Abstract:
A treatment kit having an intraluminal prosthesis that treats an intracorporeal lumen. The kit includes, in addition to the expandable prosthesis, a catheter that is introduced inside the lumen. A radially expanding device and an envelope surround the prosthesis when the prosthesis is in a contracted configuration. Two extremities of the envelope are attached to form a single unit with the catheter. The envelope incorporates a flexible sheath that can form a compressed configuration and an extended configuration. The sheath comes into external contact with an internal wall of the intracorporal lumen and detaches itself from the remainder of the envelope.

Description:
BACKGROUND OF THE INVENTION 
     The present invention relates to the treatment of an intracorporeal lumen, by applying or fitting an intraluminal prosthesis, or endoprosthesis, in said corporeal lumen, for example in an artery or a vein, in the field of angiology. More particularly, the invention relates to a surgical treatment assembly which facilitates the positioning of a vascular endoprosthesis in a blood vessel. 
     According to the methods commonly used in vascular surgery, the fitting of vascular endoprostheses or the like requires the use of an application device. For example, the techniques for introducing and applying endoprostheses, either expandable using a balloon or autoexpansible, are generally well known. 
     In the case of an expandable endoprosthesis, it is generally presented in its retracted configuration, on and around an inflatable balloon, introduced intravenously or intra-arterially with the balloon, and thus brought to the site of the lesion or obstruction to be treated. In this position, the balloon is then inflated in order to bring the endoprosthesis into its deployed configuration, and thus treat the lesion or obstruction. The problems often encountered with a system of this type are due to the endoprosthesis being held poorly on the balloon, in particular resulting in the endoprosthesis being detached from the balloon, or premature release of the endoprosthesis which may result in it being positioned incorrectly, as well as the possibility of the balloon being punctured by one of the ends of the prosthesis, which is often made of metal. 
     In the case of an autoexpansible endoprosthesis, generally consisting of a shape-memory material, it is often introduced into the vein or artery in two concentric tubes which overlap, and therefore in its retracted configuration, and withdrawal of the tube releases the endoprosthesis with the result that it expands into the deployed configuration. 
     In order to prevent any displacement of an expandable endoprosthesis along its intra-arterial or intravenous route to the site where it is installed, it is known to use folds of flexible plastic, arranged at the front and rear of the balloon, with the circular edges of the intraluminal prosthesis having previously been slid under these folds, so that it is held by them and cannot be displaced forward or backward. When the balloon is inflated, its radial expansion, and consequently the radial expansion of the endoprosthesis, causes the latter to shorten longitudinally and allows it to detach from the balloon. However, this solution does not make it possible to control the application of all types of intraluminal prostheses, and in particular cannot be applied to autoexpansible endoprostheses. 
     Another solution has been provided by document WO-A-95/07667, which describes a detachable and hardenable balloon combining the act of angioplasty and the fitting of an internal sheath, which then acts as a stent. The chemical hardening is brought about by applying heat or light, once the balloon has been put in place and inflated, and it is released by the chemical degradation of separation zones consisting of polymers different than those constituting the rest of the balloon. However, this solution does not permit straightforward control of the positioning of the stent balloon, because the chemical degradation and hardening conditions which need to be applied may lead to uncontrolled release of degradation products which are potentially toxic at the local or systemic level. 
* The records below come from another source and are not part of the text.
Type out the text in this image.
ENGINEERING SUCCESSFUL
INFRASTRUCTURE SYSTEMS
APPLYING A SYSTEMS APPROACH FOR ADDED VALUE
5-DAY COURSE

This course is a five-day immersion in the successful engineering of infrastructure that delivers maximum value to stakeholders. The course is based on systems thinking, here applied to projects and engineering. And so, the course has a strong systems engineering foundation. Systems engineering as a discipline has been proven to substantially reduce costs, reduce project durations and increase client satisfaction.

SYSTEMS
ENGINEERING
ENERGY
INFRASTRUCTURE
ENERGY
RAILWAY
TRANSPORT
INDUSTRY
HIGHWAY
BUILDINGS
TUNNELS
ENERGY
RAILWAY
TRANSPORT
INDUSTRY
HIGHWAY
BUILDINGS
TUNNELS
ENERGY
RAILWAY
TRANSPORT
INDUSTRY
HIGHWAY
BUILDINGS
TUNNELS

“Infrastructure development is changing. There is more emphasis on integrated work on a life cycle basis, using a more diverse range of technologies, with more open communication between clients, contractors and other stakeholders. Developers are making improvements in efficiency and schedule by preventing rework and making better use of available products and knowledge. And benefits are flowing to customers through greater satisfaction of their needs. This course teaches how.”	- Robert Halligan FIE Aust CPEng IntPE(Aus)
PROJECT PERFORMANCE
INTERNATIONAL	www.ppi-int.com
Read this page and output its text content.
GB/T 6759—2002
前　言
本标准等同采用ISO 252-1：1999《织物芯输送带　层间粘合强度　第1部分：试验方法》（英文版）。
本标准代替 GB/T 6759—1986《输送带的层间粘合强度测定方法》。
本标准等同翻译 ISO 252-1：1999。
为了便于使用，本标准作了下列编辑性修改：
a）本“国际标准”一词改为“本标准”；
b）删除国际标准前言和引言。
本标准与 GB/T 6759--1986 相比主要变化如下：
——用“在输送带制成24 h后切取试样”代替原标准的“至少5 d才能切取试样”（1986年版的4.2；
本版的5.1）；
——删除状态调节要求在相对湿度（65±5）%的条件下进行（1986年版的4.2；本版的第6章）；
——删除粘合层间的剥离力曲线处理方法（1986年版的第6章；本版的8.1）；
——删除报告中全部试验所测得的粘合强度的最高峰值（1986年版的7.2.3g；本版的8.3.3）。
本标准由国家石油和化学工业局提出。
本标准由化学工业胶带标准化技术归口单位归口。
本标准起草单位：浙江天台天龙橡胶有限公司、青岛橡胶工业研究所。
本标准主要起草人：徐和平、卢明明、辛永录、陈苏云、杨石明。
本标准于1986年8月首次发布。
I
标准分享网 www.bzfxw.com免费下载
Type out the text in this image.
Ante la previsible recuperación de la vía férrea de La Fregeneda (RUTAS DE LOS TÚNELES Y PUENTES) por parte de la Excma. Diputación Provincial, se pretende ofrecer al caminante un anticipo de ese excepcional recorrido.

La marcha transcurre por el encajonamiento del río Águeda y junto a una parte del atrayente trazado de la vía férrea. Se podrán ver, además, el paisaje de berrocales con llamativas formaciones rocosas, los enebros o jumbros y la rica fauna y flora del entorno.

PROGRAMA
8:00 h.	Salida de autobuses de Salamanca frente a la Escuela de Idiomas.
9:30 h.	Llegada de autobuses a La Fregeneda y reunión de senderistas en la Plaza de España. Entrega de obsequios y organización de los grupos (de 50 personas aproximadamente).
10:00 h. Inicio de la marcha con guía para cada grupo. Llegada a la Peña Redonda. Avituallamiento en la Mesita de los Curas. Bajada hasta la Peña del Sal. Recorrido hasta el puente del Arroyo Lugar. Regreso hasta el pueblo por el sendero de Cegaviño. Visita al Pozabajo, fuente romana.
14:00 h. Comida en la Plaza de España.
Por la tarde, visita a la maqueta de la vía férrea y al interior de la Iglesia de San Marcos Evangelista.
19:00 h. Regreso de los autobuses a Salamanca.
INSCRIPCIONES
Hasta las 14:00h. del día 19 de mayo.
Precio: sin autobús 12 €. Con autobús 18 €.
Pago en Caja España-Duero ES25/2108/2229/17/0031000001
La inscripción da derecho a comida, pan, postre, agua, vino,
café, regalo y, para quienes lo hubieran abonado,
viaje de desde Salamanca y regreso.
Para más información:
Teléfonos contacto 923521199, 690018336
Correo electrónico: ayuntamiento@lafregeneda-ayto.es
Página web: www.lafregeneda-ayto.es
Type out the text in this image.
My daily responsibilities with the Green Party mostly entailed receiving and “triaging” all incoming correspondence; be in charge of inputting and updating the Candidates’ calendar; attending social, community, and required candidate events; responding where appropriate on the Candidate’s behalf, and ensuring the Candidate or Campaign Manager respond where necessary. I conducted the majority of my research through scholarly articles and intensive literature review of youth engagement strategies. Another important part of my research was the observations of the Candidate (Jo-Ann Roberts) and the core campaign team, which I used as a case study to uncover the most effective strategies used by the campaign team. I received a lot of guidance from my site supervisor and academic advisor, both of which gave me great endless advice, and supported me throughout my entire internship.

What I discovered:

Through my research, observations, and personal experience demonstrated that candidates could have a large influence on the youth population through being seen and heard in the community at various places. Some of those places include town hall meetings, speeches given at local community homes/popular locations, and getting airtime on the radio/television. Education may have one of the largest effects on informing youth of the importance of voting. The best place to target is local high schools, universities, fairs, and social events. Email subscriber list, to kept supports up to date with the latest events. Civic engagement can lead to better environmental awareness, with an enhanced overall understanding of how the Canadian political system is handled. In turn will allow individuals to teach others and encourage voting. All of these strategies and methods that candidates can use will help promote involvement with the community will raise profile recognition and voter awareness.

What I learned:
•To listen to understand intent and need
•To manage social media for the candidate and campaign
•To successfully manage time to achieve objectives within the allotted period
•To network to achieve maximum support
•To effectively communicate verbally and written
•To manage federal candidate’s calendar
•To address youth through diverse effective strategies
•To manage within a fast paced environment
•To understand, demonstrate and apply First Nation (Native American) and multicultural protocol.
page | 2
     There has therefore been the need to find an assembly for treating an intracorporeal lumen which includes all the components needed for this treatment in a compact form, these being &#34;packaged&#34; in some way so that they can be deployed with precision and without risk to the patient, in a straightforward and controllable fashion. 
     BRIEF SUMMARY OF THE INVENTION 
     The present invention achieves this object by providing an assembly for the treatment of an intracorporeal lumen, making it possible to introduce and position an endoprosthesis in a manner which is both reliable and straightforward. 
     A treatment assembly according to the invention therefore comprises: 
     the intraluminal prosthesis, or endoprosthesis, generally of tubular shape and capable of adopting two configurations, namely a retracted one of relatively small internal cross section, and a deployed one of relatively large internal cross section; this prosthesis may be either expandable under the action of a specific additional means, or autoexpansible; 
     filamentous or elongate means for introducing the prosthesis into the corporeal lumen, for example of the catheter type; 
     radial expansion means, for example an inflatable balloon, arranged at a distal end of the aforementioned introduction means, between the latter and the prosthesis in its retracted configuration, these means being designed to control, that is to say cause or accompany, the transition of the prosthesis from its retracted configuration to its deployed configuration; these means are actuated at a proximal end of the aforementioned introduction means, so as to be activated or deactivated under the control of the user or manipulator; 
     and an envelope which surrounds the prosthesis in its retracted configuration. 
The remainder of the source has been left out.